Putting A Spike into the Right Hole

I had been blundering about since my birth with two huge and unmanageable machines, of different shapes and without apparent connection:
    (1) the world and
    (2) the Christian tradition.

I had found this hole in the world: the fact that one must somehow find a way of loving the world without trusting it; somehow one must love the world without being worldly.

I also found this projecting feature of Christian theology, like a sort of hard spike: the dogmatic insistence that God was personal, and had made a world separate from Himself.

The spike of dogma fitted exactly into the hole in the world — it had evidently been meant to go there — and then the strange thing began to happen. When once these two parts of the two machines had come together, one after another, all the other parts fitted and fell in with an eerie exactitude.

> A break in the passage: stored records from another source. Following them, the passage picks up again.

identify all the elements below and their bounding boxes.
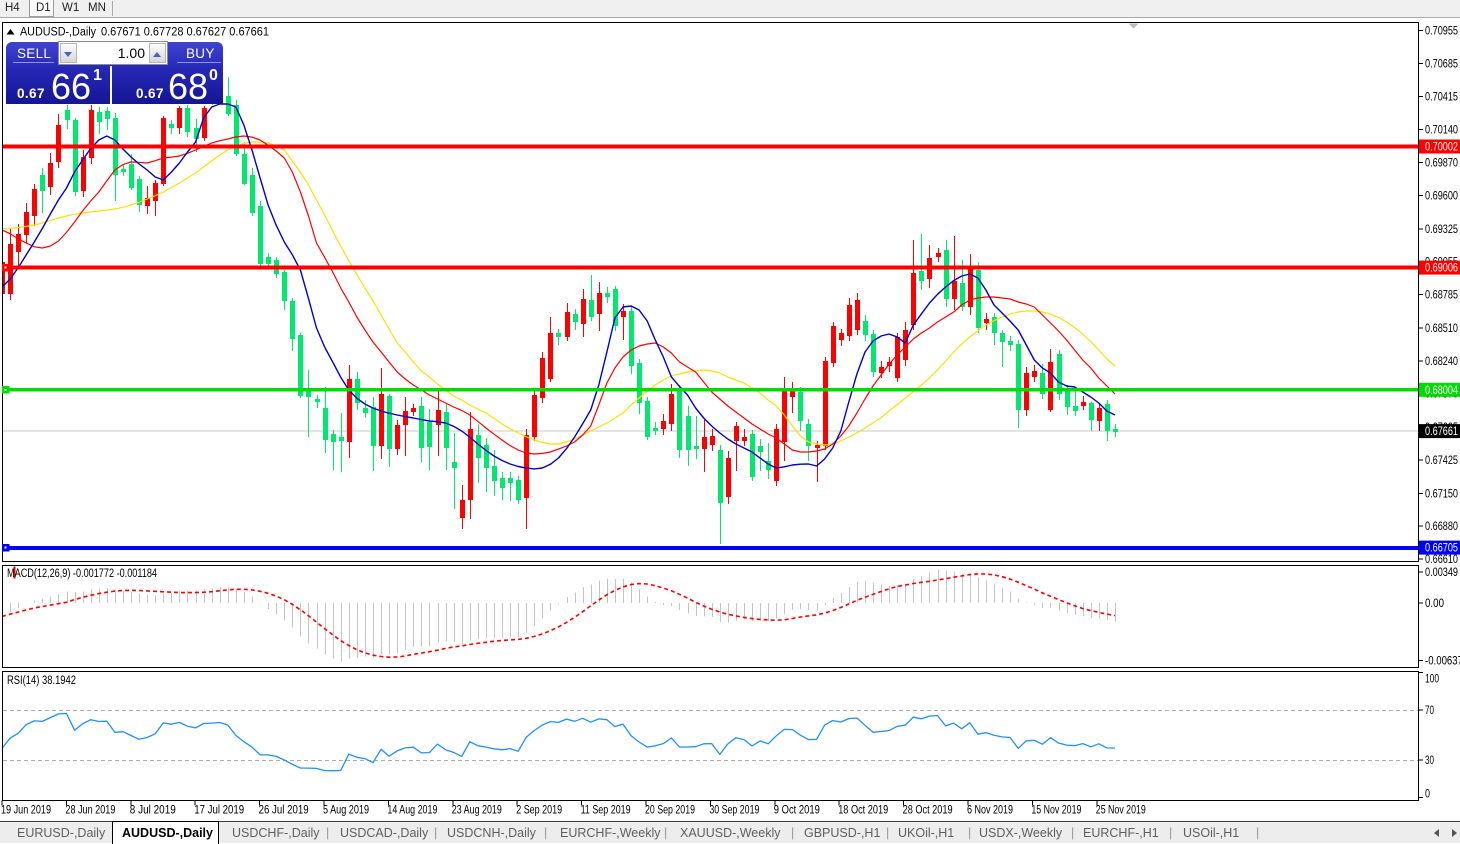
- svg-text:100: 100: [1425, 674, 1439, 686]
- svg-text:AUDUSD-,Daily: AUDUSD-,Daily: [20, 27, 96, 39]
- svg-text:14 Aug 2019: 14 Aug 2019: [387, 805, 437, 817]
- svg-text:30 Sep 2019: 30 Sep 2019: [709, 805, 759, 817]
- svg-text:5 Aug 2019: 5 Aug 2019: [323, 805, 369, 817]
- svg-text:17 Jul 2019: 17 Jul 2019: [194, 805, 244, 817]
- svg-text:25 Nov 2019: 25 Nov 2019: [1096, 805, 1146, 817]
- svg-text:0: 0: [1425, 789, 1430, 801]
- svg-text:0.68004: 0.68004: [1425, 385, 1458, 397]
- svg-text:0.68510: 0.68510: [1425, 323, 1458, 335]
- svg-text:0.67671 0.67728 0.67627 0.6766: 0.67671 0.67728 0.67627 0.67661: [101, 27, 269, 39]
- svg-text:0.66880: 0.66880: [1425, 521, 1458, 533]
- svg-text:0.70955: 0.70955: [1425, 26, 1458, 38]
- svg-text:11 Sep 2019: 11 Sep 2019: [581, 805, 631, 817]
- svg-text:0.00349: 0.00349: [1425, 567, 1458, 579]
- svg-text:0.70002: 0.70002: [1425, 142, 1458, 154]
- svg-text:19 Jun 2019: 19 Jun 2019: [1, 805, 51, 817]
- svg-text:0.67661: 0.67661: [1425, 426, 1458, 438]
- svg-text:0.67150: 0.67150: [1425, 488, 1458, 500]
- svg-text:6 Nov 2019: 6 Nov 2019: [967, 805, 1013, 817]
- svg-text:23 Aug 2019: 23 Aug 2019: [452, 805, 502, 817]
- svg-text:0.68785: 0.68785: [1425, 290, 1458, 302]
- svg-text:0.69870: 0.69870: [1425, 158, 1458, 170]
- svg-text:0.70685: 0.70685: [1425, 58, 1458, 70]
- svg-text:26 Jul 2019: 26 Jul 2019: [259, 805, 309, 817]
- svg-text:28 Oct 2019: 28 Oct 2019: [903, 805, 953, 817]
- svg-text:8 Jul 2019: 8 Jul 2019: [130, 805, 176, 817]
- svg-text:0.69006: 0.69006: [1425, 263, 1458, 275]
- svg-text:0.66705: 0.66705: [1425, 543, 1458, 555]
- svg-text:0.69325: 0.69325: [1425, 224, 1458, 236]
- svg-text:0.67425: 0.67425: [1425, 455, 1458, 467]
- svg-text:0.69600: 0.69600: [1425, 190, 1458, 202]
- svg-text:0.00: 0.00: [1425, 598, 1444, 610]
- svg-text:70: 70: [1425, 705, 1434, 717]
- svg-text:30: 30: [1425, 755, 1434, 767]
- svg-text:0.66610: 0.66610: [1425, 554, 1458, 566]
- svg-text:28 Jun 2019: 28 Jun 2019: [65, 805, 115, 817]
- svg-text:20 Sep 2019: 20 Sep 2019: [645, 805, 695, 817]
- svg-text:0.68240: 0.68240: [1425, 356, 1458, 368]
- svg-text:0.70140: 0.70140: [1425, 125, 1458, 137]
- svg-text:MACD(12,26,9) -0.001772 -0.001: MACD(12,26,9) -0.001772 -0.001184: [7, 568, 157, 580]
- svg-text:18 Oct 2019: 18 Oct 2019: [838, 805, 888, 817]
- svg-text:2 Sep 2019: 2 Sep 2019: [516, 805, 562, 817]
- svg-text:9 Oct 2019: 9 Oct 2019: [774, 805, 820, 817]
- svg-text:-0.00637: -0.00637: [1425, 656, 1460, 668]
- svg-text:15 Nov 2019: 15 Nov 2019: [1031, 805, 1081, 817]
- svg-text:0.70415: 0.70415: [1425, 91, 1458, 103]
- svg-text:RSI(14) 38.1942: RSI(14) 38.1942: [7, 675, 76, 687]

I could hear bolt after bolt over all the machinery falling into its place with a kind of click of relief. Having got one part right, all the other parts were repeating that rectitude, as clock after clock strikes noon. Instinct after instinct was answered by doctrine after doctrine. Or, to vary the metaphor, I was like one who had advanced into a hostile country to take one high fortress. And when that fort had fallen the whole country surrendered and turned solid behind me.
–G. K. Chesterton

Have you had the experience of Chesterton where your understanding of God has helped you make better sense of the world and how to live in it yet not be of it?